KODIKOLOGI DAN SITUASI PERNASKAHAN DI INDONESIA



Belajar Filologi
KODIKOLOGI DAN SITUASI PERNASKAHAN
DI INDONESIA
Kodikologi terdiri dari dua kata yaitu kodeks dan logos, yaitu ilmu yang mempelajari kodeks (dari kata Latin codex, yang berarti naskah).
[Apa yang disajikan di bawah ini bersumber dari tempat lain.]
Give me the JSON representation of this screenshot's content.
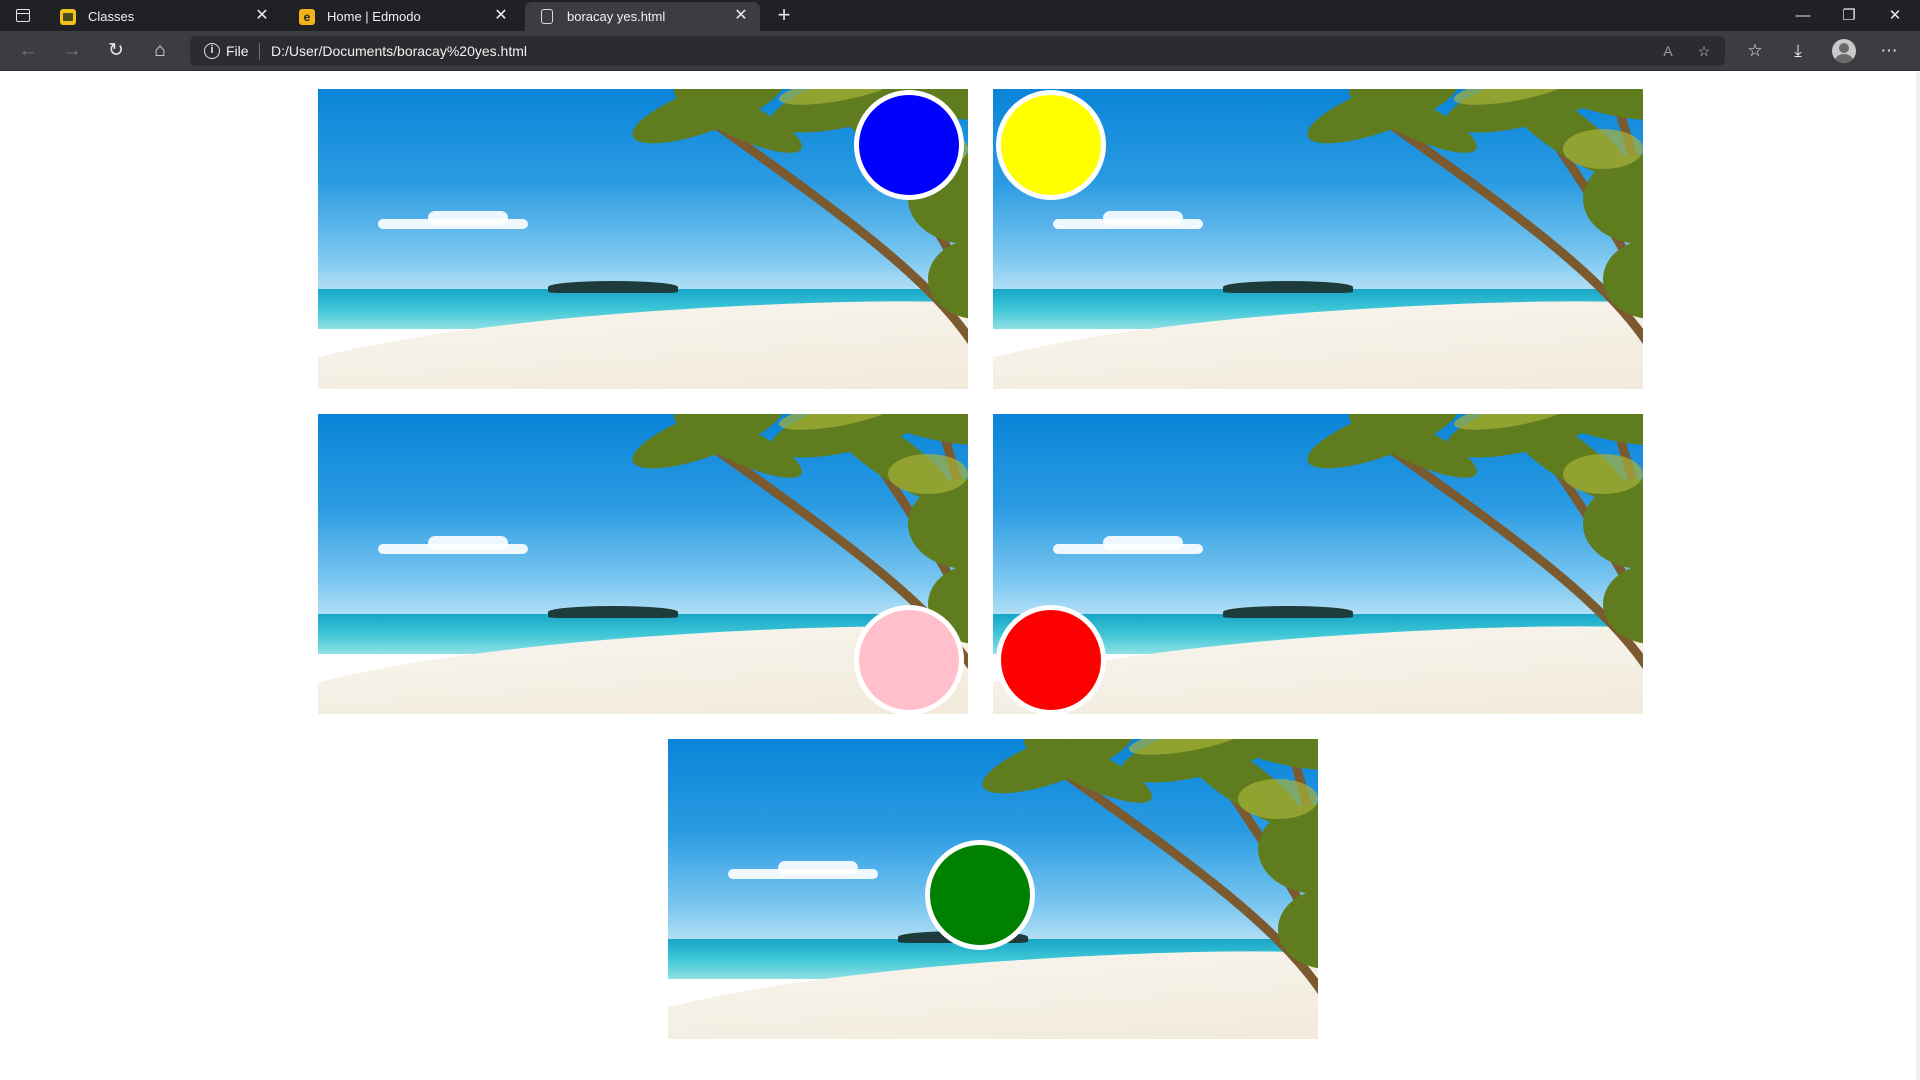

Kata codex semula bermakna ‘teras batang pohon’ kemudian dipakai untuk menunjukkan makna ‘karya klasik dalam bentuk naskah’.
Alphonse Dain adalah pengusul istilah kodikologi pada tahun 1944, kemudian istilah itu mulai popular pada tahun 1949 ketika karyanya yang berjudul Les Manuscrits terbit.
Adapun tugas dan daerah dari kodikologi antara lain ialah sejarah naskah, sejarah koleksi naskah, penelitian mengenai tempat naskah-naskah yang sebenarnya, masalah penyusunan katalog, penyusunan daftar katalog, perdagangan naskah, dan penggunaan naskah-naskah itu. Pembuatan catalog dan pendeskripsian naskah meliputi sifat umum, bagian buku, tulisan, penjilidan, sejarah dan isi. [Baca juga: HUBUNGANFILOLOGI DENGAN ILMU-ILMU LAIN]

Situasi Pernaskahan Di Indonesia

Di mana saja naskah-naskah Indonesia tersimpan? Pada waktu ini yang paling banyak menyimpan naskah dalam berbagai bahasa daerah ialah Perpustakaan Nasional di Jakarta.
Noegraha mencatat bahwa kekayaan Perpustakaan Nasional mencapai 9.626 naskah. Di Perpustakaan Nasional Jakarta sendiri terdapat sekitar seribu buah naskah Arab yang menanti para filolog untuk menguak isinya, sedangkan diluar Perpustakaan Nasional Jakarta, masih banyak sekali tempat yang menyimpan naskah, seperti berbagai museum, yayasan, pemerintah daerah, masjid, pesantren, universitas, dan istana-istana (umpamanya di Surakarta dan Yogyakarta). Di samping itu, tidak terhitung naskah yang disimpan oleh anggota masyarakat sebagai warisan nenek moyangnya. [Baca juga: ILUMINASI, ILUSTRASI, KOLOFON]
Manuskrip di nusantara ada yang berbahasa dan beraksara lokal, ada pula yang beraksara Jawi/Arab Melayu, dan Pegon.